The closure of two-sided multiplications on C*-algebras and phantom line bundles

TL;DR

This paper investigates when the set of all two-sided multiplications on a C*-algebra is norm closed, revealing a connection to phantom line bundles and topological properties of the algebra's spectrum.

Contribution

It characterizes the norm closure of two-sided multiplications on C*-algebras, linking it to the existence of phantom line bundles over the spectrum.

Findings

TM_0(A) is norm closed for prime C*-algebras.

Failure of norm closure occurs with phantom line bundles over certain spectra.

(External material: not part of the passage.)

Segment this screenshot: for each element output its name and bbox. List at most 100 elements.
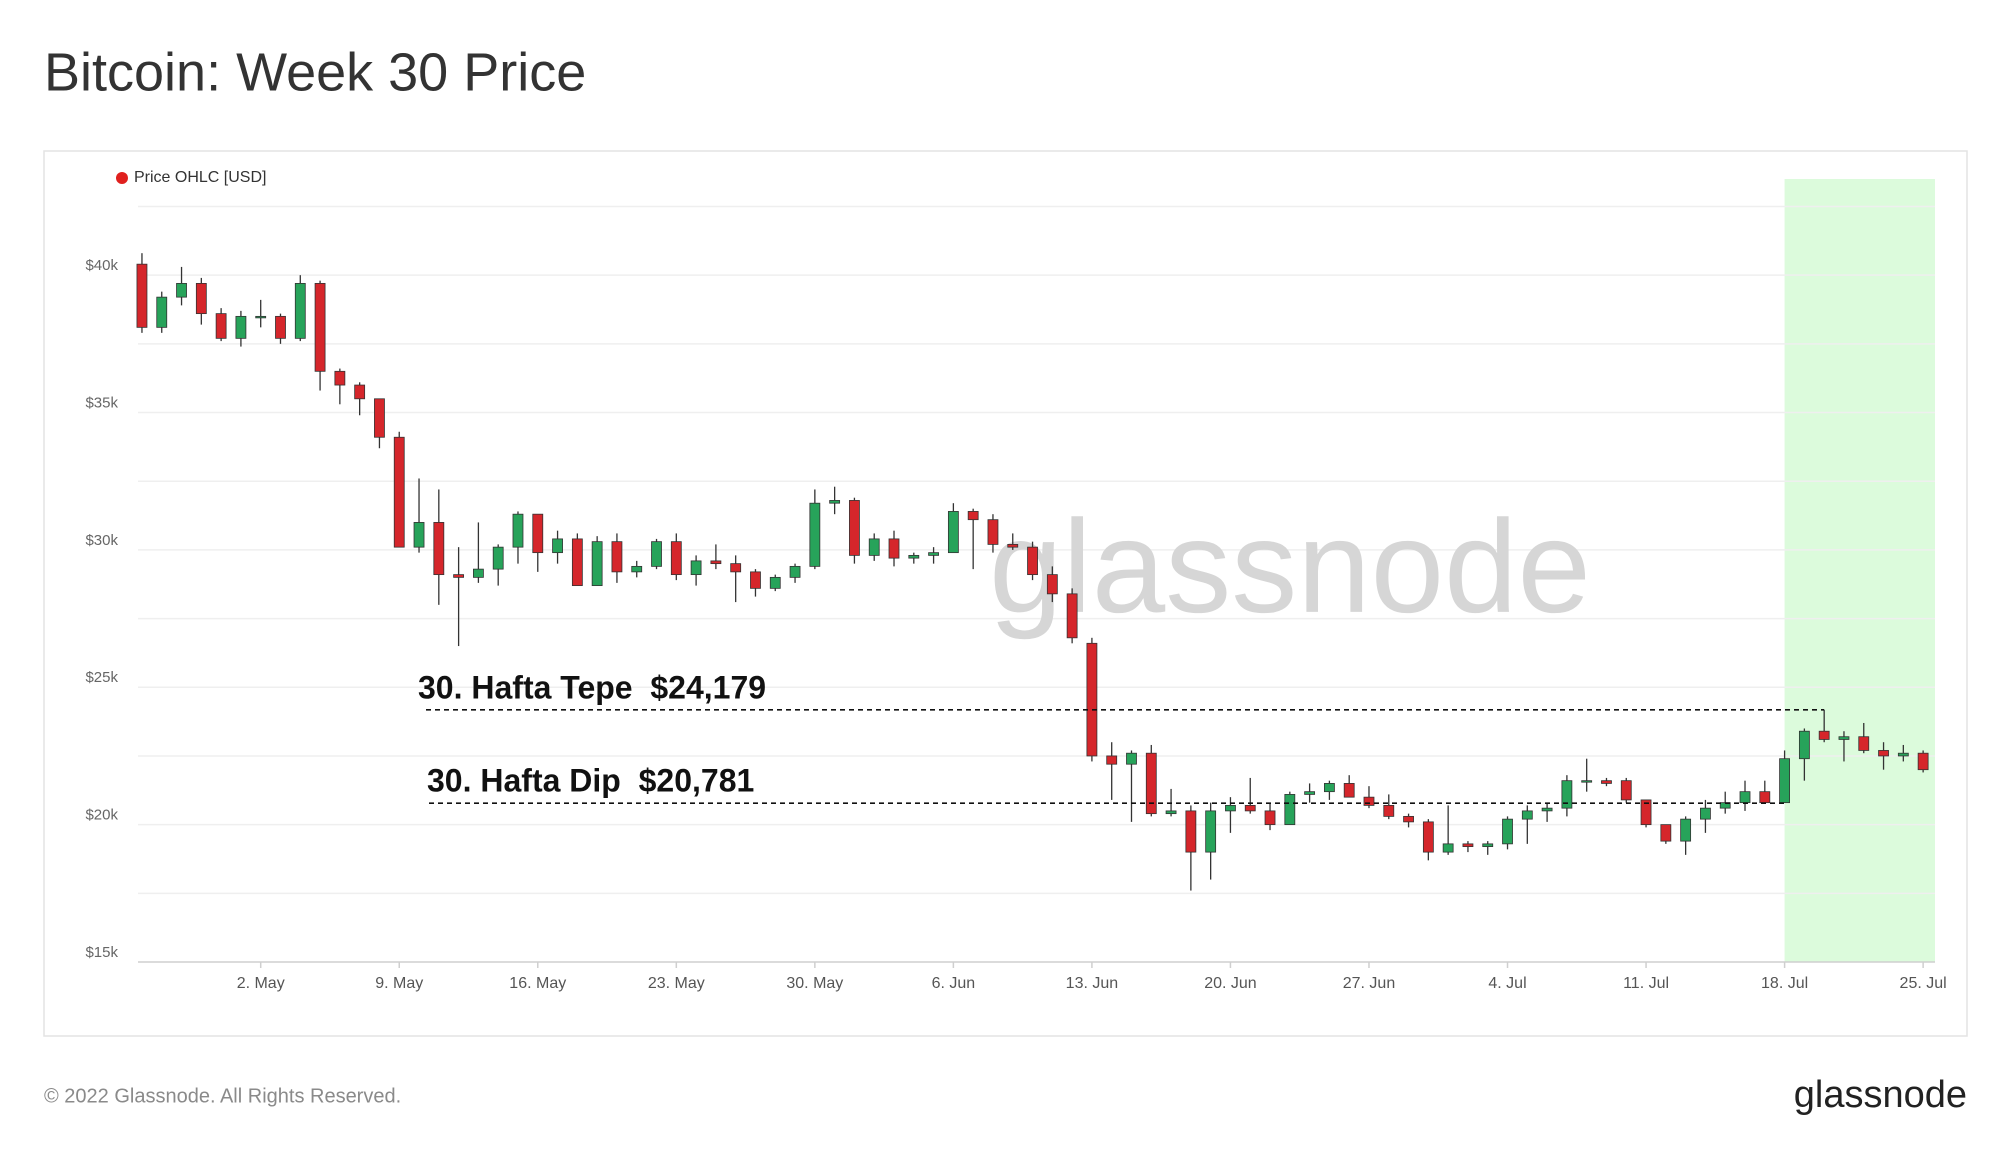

The phenomenon is linked to topological properties of the spectrum, especially in higher dimensions.

Abstract

For a C*-algebra A we consider the problem of when the set $TM_0(A)$ of all two-sided multiplications $x \mapsto axb$ ($a,b \in A$) on A is norm closed, as a subset of B(A). We first show that $TM_0(A)$ is norm closed for all prime C*-algebras A. On the other hand, if $A\cong \Gamma_0(E )$ is an n-homogeneous C*-algebra, where E is the canonical $\mathbb{M}_n $-bundle over the primitive spectrum X of A, we show that $TM_0(A)$ fails to be norm closed if and only if there exists a $\sigma$-compact open subset U of X and a phantom complex line subbundle L of E over U (i.e. L is not globally trivial, but is trivial on all compact subsets of U). This phenomenon occurs whenever $n \geq 2$ and X is a CW-complex (or a topological manifold) of dimension $3 \leq d<\infty$.